We do not believe that love is free
cause anything worth fighting for doesn't come for free
we believe in time that you will see
how a war might save us
how a war might save us
we believe in time that you will see
the institutions of the world will only serve to enslave us.
it's time for you and i to face the signs and realize that living's a battle
for all the times we cried and told the lies and realized life's not a rehearsal
come on babe, swing your heartache
come on babe, swing your heartache
we have learned that hope does not come cheap
we all must sacrifice in the name of our beliefs
we believe in time that you will see
the frontier is misery
the frontier is misery
what do you think it is that makes us free?
a life without boundaries if you question everything
it's time for you and i to face the signs and realize that living's a battle
for all the times we've cried and told the lies and realized life's not a rehearsal
come on babe, swing your heartache
come on babe, swing your heartache
here's something that you should know
getting older doesn't always mean you grow
turning from the shadows following behind you
to stare at the sun can easily blind you
the only way to learn, you're not afraid to die
could very well involve risking your life
despite the contradictions that these worlds imply,
you've got to live on, live on, live on.
that's a lot of lyrics. i know. but they are nice. as is Young Galaxy. canadian bands are where it's at it seems.
this week i find out if my life changes. in a huge way. it will the end of my rodeo life as i know. i have been telling myself (and believing myself) that i was fine with giving up this barrel racing life. i mean really. it's been a good run. pretty much 23 years of rodeo after rodeo. i really only got into it because of my mother right??

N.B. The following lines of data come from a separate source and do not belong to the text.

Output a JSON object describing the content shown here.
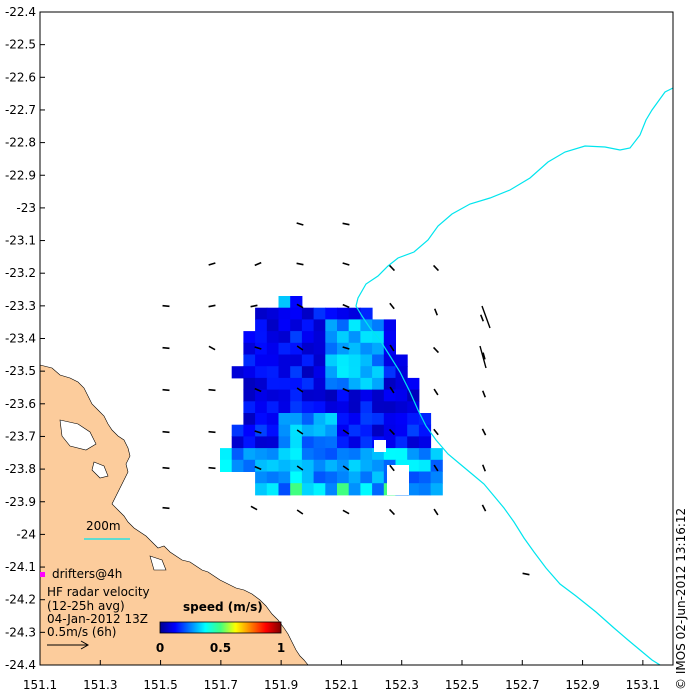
{
  "chart_data": {
    "type": "heatmap",
    "x_ticks": [
      "151.1",
      "151.3",
      "151.5",
      "151.7",
      "151.9",
      "152.1",
      "152.3",
      "152.5",
      "152.7",
      "152.9",
      "153.1"
    ],
    "y_ticks": [
      "-22.4",
      "-22.5",
      "-22.6",
      "-22.7",
      "-22.8",
      "-22.9",
      "-23",
      "-23.1",
      "-23.2",
      "-23.3",
      "-23.4",
      "-23.5",
      "-23.6",
      "-23.7",
      "-23.8",
      "-23.9",
      "-24",
      "-24.1",
      "-24.2",
      "-24.3",
      "-24.4"
    ],
    "xlim": [
      151.1,
      153.2
    ],
    "ylim": [
      -24.4,
      -22.4
    ],
    "scale_bar_label": "200m",
    "legend": {
      "drifters_label": "drifters@4h",
      "title_line1": "HF radar velocity",
      "title_line2": "(12-25h avg)",
      "date_line": "04-Jan-2012 13Z",
      "ref_label": "0.5m/s (6h)"
    },
    "colorbar": {
      "title": "speed (m/s)",
      "ticks": [
        "0",
        "0.5",
        "1"
      ],
      "range": [
        0,
        1
      ]
    },
    "stamp": "© IMOS 02-Jun-2012 13:16:12",
    "colors": {
      "land": "#fccc9c",
      "isobath": "#00e5ee",
      "drifter": "#ff00ff"
    }
  }
}
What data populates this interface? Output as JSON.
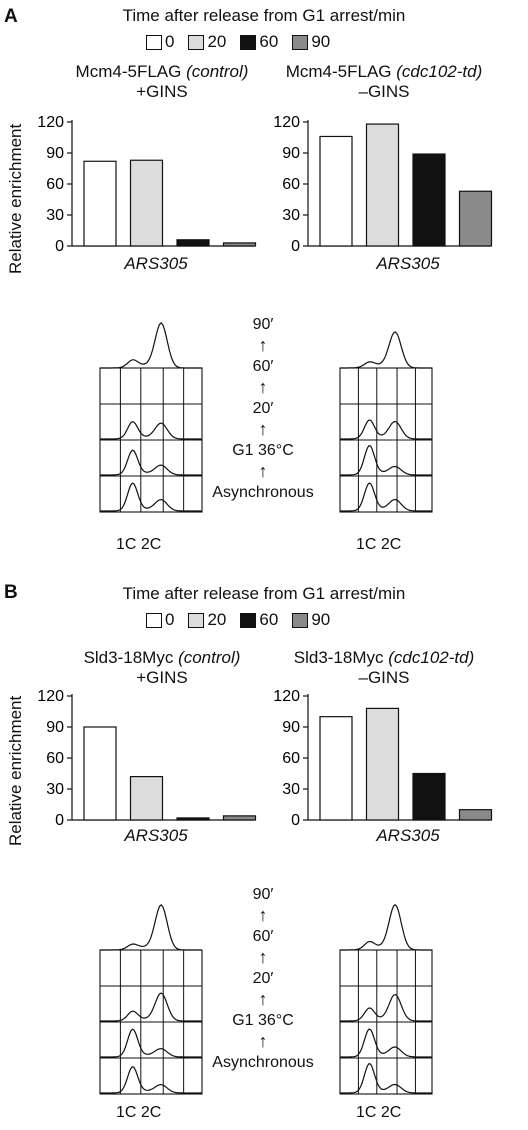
{
  "colors": {
    "t0": "#ffffff",
    "t20": "#dcdcdc",
    "t60": "#111111",
    "t90": "#8a8a8a"
  },
  "legend": {
    "title": "Time after release from G1 arrest/min",
    "items": [
      {
        "label": "0",
        "color": "#ffffff"
      },
      {
        "label": "20",
        "color": "#dcdcdc"
      },
      {
        "label": "60",
        "color": "#111111"
      },
      {
        "label": "90",
        "color": "#8a8a8a"
      }
    ]
  },
  "ylabel": "Relative enrichment",
  "xlabel": "ARS305",
  "timeline": [
    "90′",
    "60′",
    "20′",
    "G1 36°C",
    "Asynchronous"
  ],
  "dna_labels": "1C 2C",
  "panels": [
    {
      "label": "A",
      "left_title": {
        "name": "Mcm4-5FLAG",
        "strain": "(control)",
        "sub": "+GINS"
      },
      "right_title": {
        "name": "Mcm4-5FLAG",
        "strain": "(cdc102-td)",
        "sub": "–GINS"
      }
    },
    {
      "label": "B",
      "left_title": {
        "name": "Sld3-18Myc",
        "strain": "(control)",
        "sub": "+GINS"
      },
      "right_title": {
        "name": "Sld3-18Myc",
        "strain": "(cdc102-td)",
        "sub": "–GINS"
      }
    }
  ],
  "chart_data": [
    {
      "type": "bar",
      "panel": "A",
      "title": "Mcm4-5FLAG (control) +GINS",
      "xlabel": "ARS305",
      "ylabel": "Relative enrichment",
      "categories": [
        "0",
        "20",
        "60",
        "90"
      ],
      "values": [
        82,
        83,
        6,
        3
      ],
      "ylim": [
        0,
        120
      ],
      "yticks": [
        0,
        30,
        60,
        90,
        120
      ]
    },
    {
      "type": "bar",
      "panel": "A",
      "title": "Mcm4-5FLAG (cdc102-td) –GINS",
      "xlabel": "ARS305",
      "ylabel": "",
      "categories": [
        "0",
        "20",
        "60",
        "90"
      ],
      "values": [
        106,
        118,
        89,
        53
      ],
      "ylim": [
        0,
        120
      ],
      "yticks": [
        0,
        30,
        60,
        90,
        120
      ]
    },
    {
      "type": "bar",
      "panel": "B",
      "title": "Sld3-18Myc (control) +GINS",
      "xlabel": "ARS305",
      "ylabel": "Relative enrichment",
      "categories": [
        "0",
        "20",
        "60",
        "90"
      ],
      "values": [
        90,
        42,
        2,
        4
      ],
      "ylim": [
        0,
        120
      ],
      "yticks": [
        0,
        30,
        60,
        90,
        120
      ]
    },
    {
      "type": "bar",
      "panel": "B",
      "title": "Sld3-18Myc (cdc102-td) –GINS",
      "xlabel": "ARS305",
      "ylabel": "",
      "categories": [
        "0",
        "20",
        "60",
        "90"
      ],
      "values": [
        100,
        108,
        45,
        10
      ],
      "ylim": [
        0,
        120
      ],
      "yticks": [
        0,
        30,
        60,
        90,
        120
      ]
    }
  ]
}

but holy fucking shit. 23 years! and i've had tex for 13 of these years. he's basically my child. this all hit me pretty hard at about 6:30 am thursday morning.
i had just gotten home from claremore, oklahoma. i had to jump in the shower, pack my shit and immediately drive to houston for an interview. thursday was a long day to say the least. anyways, i think the interviews went well. but i am still hoping about the one in bastrop. i want to live in austin. i really really do. this is scary to admit this. because i might not get the job. and i will feel a little like a failure...
houston would be legit too though.
oh, and has anyone seen the line up for ACL? amazing!